Based in part on the workshop discussions, the EPA developed the draft
Integrated Review Plan (IRP) outlining the schedule, process, and key
policy-relevant questions to guide this review of the SOX
air quality criteria and primary standard (U.S. EPA, 2014b). The draft
IRP was released for public comment and was reviewed by the CASAC at a
public teleconference on April 22, 2014 (79 FR 14035, March 12, 2014;
Frey and Diez Roux, 2014). The final IRP was developed with
consideration of comments from the CASAC and the public (U.S. EPA,
2014a; 79 FR 16325, March 25, 2014; 79 FR 66721, November 10, 2014).

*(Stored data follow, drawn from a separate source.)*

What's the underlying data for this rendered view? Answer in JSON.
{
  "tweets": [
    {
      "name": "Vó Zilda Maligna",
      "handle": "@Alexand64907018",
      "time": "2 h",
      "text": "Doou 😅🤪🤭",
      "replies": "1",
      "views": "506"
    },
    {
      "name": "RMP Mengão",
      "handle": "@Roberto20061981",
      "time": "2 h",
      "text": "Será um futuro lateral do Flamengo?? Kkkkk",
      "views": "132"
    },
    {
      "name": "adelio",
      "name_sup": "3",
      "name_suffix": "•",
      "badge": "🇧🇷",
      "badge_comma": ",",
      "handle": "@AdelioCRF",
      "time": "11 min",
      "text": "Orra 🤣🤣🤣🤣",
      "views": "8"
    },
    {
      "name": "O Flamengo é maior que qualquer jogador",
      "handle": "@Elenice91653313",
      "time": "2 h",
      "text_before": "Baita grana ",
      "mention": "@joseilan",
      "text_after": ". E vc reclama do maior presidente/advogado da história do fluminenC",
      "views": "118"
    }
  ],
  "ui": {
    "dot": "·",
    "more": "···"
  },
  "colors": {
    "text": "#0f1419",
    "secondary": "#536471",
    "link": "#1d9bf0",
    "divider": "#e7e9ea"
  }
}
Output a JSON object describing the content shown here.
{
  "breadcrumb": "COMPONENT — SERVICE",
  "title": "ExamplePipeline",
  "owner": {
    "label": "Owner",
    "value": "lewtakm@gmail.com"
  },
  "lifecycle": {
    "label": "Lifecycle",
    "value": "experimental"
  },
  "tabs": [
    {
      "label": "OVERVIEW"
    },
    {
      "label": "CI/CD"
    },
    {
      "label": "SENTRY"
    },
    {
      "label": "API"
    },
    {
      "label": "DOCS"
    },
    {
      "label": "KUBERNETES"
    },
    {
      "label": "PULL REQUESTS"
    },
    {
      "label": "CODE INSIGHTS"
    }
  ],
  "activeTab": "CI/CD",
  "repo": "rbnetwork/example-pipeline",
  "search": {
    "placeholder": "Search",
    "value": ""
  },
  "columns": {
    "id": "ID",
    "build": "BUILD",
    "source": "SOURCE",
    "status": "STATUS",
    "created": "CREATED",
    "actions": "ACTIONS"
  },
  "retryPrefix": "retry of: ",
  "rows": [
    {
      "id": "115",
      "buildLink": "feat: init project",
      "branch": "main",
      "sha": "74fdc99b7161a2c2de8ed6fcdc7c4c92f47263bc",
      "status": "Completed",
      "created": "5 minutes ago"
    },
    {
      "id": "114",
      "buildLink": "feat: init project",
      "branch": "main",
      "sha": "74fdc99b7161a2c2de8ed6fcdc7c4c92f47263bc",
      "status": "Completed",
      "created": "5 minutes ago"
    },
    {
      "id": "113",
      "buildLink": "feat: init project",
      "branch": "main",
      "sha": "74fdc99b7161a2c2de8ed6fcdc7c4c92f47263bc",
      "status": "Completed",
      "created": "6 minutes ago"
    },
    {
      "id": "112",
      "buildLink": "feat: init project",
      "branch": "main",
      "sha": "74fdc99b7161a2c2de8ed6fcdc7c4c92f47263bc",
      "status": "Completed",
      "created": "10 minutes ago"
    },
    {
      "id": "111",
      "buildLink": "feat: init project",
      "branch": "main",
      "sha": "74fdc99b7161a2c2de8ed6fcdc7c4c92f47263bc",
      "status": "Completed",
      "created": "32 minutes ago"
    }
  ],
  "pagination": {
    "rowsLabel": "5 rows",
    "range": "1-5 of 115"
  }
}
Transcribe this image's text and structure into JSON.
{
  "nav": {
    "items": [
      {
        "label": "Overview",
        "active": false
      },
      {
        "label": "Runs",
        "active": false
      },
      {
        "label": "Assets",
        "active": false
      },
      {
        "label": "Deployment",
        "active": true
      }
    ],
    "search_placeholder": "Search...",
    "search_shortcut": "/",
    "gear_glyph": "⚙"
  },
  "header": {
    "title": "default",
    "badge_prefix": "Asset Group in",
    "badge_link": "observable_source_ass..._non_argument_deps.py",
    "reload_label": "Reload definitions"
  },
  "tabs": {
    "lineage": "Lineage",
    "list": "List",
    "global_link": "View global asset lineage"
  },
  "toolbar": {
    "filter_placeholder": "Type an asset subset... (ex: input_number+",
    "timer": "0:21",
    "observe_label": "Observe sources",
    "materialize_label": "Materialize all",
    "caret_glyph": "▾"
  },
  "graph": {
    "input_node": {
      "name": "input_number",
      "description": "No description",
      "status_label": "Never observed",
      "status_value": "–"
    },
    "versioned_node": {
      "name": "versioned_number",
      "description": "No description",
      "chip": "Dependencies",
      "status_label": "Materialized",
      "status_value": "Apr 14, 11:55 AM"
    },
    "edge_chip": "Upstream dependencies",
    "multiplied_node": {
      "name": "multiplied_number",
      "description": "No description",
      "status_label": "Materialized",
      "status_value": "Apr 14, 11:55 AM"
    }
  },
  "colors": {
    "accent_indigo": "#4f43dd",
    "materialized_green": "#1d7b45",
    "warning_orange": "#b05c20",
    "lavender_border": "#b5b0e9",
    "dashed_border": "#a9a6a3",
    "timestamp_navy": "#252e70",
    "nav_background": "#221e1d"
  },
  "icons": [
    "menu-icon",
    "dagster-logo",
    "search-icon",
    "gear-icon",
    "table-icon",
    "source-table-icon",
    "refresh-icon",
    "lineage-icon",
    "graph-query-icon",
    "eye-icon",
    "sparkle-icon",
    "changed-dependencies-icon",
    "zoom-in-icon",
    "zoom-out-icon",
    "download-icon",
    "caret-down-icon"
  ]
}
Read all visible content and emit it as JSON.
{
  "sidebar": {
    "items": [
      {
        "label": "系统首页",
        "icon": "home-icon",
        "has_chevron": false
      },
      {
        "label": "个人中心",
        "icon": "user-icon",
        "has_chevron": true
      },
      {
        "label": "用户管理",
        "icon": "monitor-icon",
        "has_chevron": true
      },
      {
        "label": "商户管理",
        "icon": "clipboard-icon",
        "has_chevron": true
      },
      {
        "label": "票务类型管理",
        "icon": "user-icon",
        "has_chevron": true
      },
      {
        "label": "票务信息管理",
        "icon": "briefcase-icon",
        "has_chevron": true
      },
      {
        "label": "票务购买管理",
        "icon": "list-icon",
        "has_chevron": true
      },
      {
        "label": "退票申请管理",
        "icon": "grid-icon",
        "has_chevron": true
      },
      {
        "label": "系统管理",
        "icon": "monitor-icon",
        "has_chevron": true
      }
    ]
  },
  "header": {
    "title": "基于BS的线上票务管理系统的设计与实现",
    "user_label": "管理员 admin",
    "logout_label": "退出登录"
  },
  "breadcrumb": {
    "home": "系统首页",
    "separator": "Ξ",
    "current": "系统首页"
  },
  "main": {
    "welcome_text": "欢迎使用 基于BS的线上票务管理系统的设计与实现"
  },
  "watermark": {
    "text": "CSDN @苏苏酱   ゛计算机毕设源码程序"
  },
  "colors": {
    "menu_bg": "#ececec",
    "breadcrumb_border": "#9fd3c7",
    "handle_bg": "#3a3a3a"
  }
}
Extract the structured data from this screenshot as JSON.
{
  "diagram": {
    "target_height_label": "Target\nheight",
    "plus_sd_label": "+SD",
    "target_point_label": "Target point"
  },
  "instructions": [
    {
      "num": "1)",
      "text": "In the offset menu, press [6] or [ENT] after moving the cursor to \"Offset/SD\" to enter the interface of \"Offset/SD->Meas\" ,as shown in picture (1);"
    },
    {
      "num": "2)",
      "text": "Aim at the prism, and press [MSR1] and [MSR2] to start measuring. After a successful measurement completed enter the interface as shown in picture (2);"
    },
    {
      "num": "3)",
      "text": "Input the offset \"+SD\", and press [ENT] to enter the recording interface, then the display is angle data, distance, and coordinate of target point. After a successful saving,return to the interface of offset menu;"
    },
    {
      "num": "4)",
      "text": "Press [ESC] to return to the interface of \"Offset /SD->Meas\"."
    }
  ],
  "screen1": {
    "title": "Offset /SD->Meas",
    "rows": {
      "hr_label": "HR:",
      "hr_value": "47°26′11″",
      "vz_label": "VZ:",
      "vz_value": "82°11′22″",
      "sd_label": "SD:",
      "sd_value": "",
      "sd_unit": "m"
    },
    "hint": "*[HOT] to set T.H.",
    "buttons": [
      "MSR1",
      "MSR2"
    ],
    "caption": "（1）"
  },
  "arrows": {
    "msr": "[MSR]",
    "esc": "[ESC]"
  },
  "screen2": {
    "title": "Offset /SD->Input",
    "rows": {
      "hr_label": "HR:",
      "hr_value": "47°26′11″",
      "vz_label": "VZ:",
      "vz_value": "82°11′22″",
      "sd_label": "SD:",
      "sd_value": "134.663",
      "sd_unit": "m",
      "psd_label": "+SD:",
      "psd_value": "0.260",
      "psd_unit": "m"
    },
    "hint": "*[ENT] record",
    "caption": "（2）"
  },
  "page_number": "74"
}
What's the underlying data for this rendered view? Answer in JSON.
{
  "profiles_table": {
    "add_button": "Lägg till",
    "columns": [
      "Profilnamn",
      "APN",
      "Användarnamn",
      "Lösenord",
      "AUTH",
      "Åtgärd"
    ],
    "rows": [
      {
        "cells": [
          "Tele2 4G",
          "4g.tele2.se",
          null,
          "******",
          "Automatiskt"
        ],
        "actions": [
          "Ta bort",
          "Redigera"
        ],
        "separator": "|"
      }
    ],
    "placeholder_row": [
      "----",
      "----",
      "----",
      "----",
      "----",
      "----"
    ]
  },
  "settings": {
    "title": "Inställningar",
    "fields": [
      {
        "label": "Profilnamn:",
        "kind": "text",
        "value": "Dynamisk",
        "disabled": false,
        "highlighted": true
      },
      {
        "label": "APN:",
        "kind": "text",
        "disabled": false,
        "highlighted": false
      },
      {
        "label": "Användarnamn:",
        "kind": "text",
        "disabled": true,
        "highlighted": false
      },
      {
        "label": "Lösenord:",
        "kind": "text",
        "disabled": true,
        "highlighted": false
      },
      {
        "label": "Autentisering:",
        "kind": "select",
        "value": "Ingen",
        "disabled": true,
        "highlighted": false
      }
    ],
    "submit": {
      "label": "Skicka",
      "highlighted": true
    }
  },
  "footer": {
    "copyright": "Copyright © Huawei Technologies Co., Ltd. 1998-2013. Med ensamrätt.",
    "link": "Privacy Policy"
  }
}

As an early step in development of the Integrated Science
Assessment (ISA) \7\ for this review, the EPA's National Center for
Environmental Assessment (NCEA) hosted a public workshop at which
preliminary drafts of key ISA chapters were reviewed by subject matter
experts (79 FR 33750, June 12, 2014). Comments received from this
review as well as comments from the public and the CASAC on the draft
IRP were considered in preparation of the first draft ISA (U.S. EPA,
2015), released in November 2015 (80 FR 73183, November 24, 2015). The
first draft ISA was reviewed by the CASAC at a public meeting in
January 2016 and a public teleconference in April 2016 (80 FR 79330,
December 21, 2015; 80 FR 79330, December 21, 2015; Diez Roux, 2016).
The EPA released the second draft ISA in December 2016 (U.S. EPA,
2016b; 81 FR 89097, December 9, 2016), which was reviewed by the CASAC
at a public meeting in March 2017 and a public teleconference in June
2017 (82 FR 11449, February 23, 2017; 82 FR 23563, May 23, 2017; Diez
Roux, 2017a). The final ISA was released in December 2017 (U.S. EPA,
2017a; 82 FR 58600, December 13, 2017).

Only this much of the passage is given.